Jay Sekulow, chief counsel of the American Center for Law and Justice, which supported the anti-pornography law in a court brief, said he was disappointed by today's ruling.
Six Months in Jail
``The Supreme Court missed an important opportunity to act now to protect our nation's young people,'' Sekulow said.
Northwestern University law professor John McGinnis predicted the government will have a difficult time persuading the lower court to uphold the law.
``It is probably a long shot,'' McGinnis said. ``They can try to prove these filters really aren't likely to be very effective.''
The 1998 Child Online Protection Act, which has never been enforced, would require commercial Web site operators who display pornography to screen out children by requiring a credit card number or adult access code. Violators would face up to six months in jail.
The law was challenged by the ACLU, Salon Media Group Inc., the Philadelphia Gay News and other organizations. Those groups say the measure would have a chilling effect on speech by creating a risk of a jail term even for putting non-obscene material online, such as information on obstetrics and gynecology, information on sales of books and photos and discussions about homosexuality.
`Self-Censor'
``Speakers may self-censor rather than risk the perils of trial,'' Kennedy's opinion said. ``There is a potential for extraordinary harm and a serious chill upon protected speech.''
Joining his opinion were Justices John Paul Stevens, David H. Souter, Clarence Thomas and Ruth Bader Ginsburg.
Chief Justice William H. Rehnquist and Justices Sandra Day O'Connor, Antonin Scalia and Stephen G. Breyer dissented, saying the law is constitutional.
Breyer wrote for himself, Rehnquist and O'Connor that the law ``imposes a modest additional burden'' on adult access to material that is obscene and therefore not protected by the U.S. Constitution's First Amendment, and perhaps affects a ``limited class of borderline material'' as well.
`Technological Reality'
``It is always less restrictive to do nothing than to do something,'' Breyer wrote. In enacting the law, Congress sought to protect children without obstructing adult access to constitutionally protected material. ``What else was Congress supposed to do?'' he said.
The Bush administration defended the statute in court, saying such alternatives as filtering software had proven ineffective in shielding children from pornography.
Kennedy said a commission created by Congress in the Child Online Protection Act found that filtering software is more effective than age-verification requirements in keeping children from seeing online porn. Such software would screen out pornography posted from any location, while the law applies only to pornography posted to the Web from the U.S.
The district court said one witness estimated that 40 percent of such content comes from overseas, the justice said.
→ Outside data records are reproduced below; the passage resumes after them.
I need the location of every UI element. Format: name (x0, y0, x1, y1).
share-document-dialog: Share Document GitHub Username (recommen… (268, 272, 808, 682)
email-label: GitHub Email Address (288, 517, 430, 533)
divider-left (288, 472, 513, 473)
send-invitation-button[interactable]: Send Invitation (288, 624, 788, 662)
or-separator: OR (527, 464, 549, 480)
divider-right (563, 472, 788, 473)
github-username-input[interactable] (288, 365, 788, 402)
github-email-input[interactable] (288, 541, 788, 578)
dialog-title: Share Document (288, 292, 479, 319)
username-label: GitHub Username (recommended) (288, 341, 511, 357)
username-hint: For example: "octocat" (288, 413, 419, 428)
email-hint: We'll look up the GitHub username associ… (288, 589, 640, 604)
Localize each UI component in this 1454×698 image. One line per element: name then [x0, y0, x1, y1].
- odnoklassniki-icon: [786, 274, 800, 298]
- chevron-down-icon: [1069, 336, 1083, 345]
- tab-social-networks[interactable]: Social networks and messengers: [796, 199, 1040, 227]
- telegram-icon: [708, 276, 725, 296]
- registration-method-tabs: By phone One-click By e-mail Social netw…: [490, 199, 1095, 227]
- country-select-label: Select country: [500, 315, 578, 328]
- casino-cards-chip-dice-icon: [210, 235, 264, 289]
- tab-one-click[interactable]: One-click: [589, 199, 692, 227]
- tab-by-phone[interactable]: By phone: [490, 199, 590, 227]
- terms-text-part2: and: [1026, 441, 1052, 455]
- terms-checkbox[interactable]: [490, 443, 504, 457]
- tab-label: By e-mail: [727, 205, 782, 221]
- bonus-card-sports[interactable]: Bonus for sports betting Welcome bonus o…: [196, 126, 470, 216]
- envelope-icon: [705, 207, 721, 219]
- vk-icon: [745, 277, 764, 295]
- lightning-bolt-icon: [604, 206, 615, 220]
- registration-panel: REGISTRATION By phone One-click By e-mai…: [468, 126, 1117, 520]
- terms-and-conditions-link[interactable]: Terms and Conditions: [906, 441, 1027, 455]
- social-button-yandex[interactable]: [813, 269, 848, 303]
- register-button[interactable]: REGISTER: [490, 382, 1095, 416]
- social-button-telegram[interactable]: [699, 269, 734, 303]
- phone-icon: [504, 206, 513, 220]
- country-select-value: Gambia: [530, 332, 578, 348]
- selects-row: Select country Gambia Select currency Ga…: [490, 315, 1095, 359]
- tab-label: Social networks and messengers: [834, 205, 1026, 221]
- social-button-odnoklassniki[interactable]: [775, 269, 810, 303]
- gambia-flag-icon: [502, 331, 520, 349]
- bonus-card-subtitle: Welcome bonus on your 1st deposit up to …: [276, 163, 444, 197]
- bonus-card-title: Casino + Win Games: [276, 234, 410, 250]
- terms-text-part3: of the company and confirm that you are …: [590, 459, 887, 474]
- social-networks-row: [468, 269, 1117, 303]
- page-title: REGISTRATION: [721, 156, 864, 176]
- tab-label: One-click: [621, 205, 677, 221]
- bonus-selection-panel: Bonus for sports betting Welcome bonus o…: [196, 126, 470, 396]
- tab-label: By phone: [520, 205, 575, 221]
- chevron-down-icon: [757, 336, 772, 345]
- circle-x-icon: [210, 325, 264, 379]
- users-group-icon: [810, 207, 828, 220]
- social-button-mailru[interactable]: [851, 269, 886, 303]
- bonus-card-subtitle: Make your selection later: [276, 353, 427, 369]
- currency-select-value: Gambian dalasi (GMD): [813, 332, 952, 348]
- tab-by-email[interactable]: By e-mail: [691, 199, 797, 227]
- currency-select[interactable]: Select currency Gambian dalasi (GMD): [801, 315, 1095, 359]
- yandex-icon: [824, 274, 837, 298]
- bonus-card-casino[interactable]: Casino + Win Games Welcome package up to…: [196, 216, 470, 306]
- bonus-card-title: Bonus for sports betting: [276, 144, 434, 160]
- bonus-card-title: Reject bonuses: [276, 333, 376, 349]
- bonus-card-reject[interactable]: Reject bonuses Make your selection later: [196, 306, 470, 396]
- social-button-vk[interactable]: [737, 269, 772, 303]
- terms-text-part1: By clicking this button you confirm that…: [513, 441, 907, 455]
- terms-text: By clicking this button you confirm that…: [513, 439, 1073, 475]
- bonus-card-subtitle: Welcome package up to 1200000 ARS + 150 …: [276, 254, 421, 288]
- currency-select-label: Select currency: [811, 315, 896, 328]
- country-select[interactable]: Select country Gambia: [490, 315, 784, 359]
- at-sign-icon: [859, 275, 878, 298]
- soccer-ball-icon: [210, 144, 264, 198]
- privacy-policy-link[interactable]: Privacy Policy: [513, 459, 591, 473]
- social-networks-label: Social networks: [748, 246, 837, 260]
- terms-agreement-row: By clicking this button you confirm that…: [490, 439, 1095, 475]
Kennedy also said sending the case back for trial will let the court consider ``current technological reality.'' He said the lower court decision was based on facts determined in 1999, and that better filtering software may exist now.
Lacks `Literary' Value
The statute would bar making available to children under age 17 material that appeals to ``prurient interest'' and ``lacks serious literary, artistic, political or scientific value for minors.''
The statute would apply to commercial Web sites that carry pornography in the ``regular course'' of business. E-mail, newsgroups and chat rooms would be exempted.
In 1997 the Supreme Court overturned a provision in the 1996 Communications Decency Act, an earlier congressional effort to bar dissemination of online pornography to children. That law applied to e-mail and chat rooms, as well as Web sites and wasn't restricted to commercial distributors.
Supporters of the law at issue today had hoped they had narrowed it enough to pass constitutional muster.
A federal appeals court barred enforcement of the statute last year, paving the way for the Bush administration's appeal to the nation's highest court.
The case is Ashcroft v. ACLU, 03-218.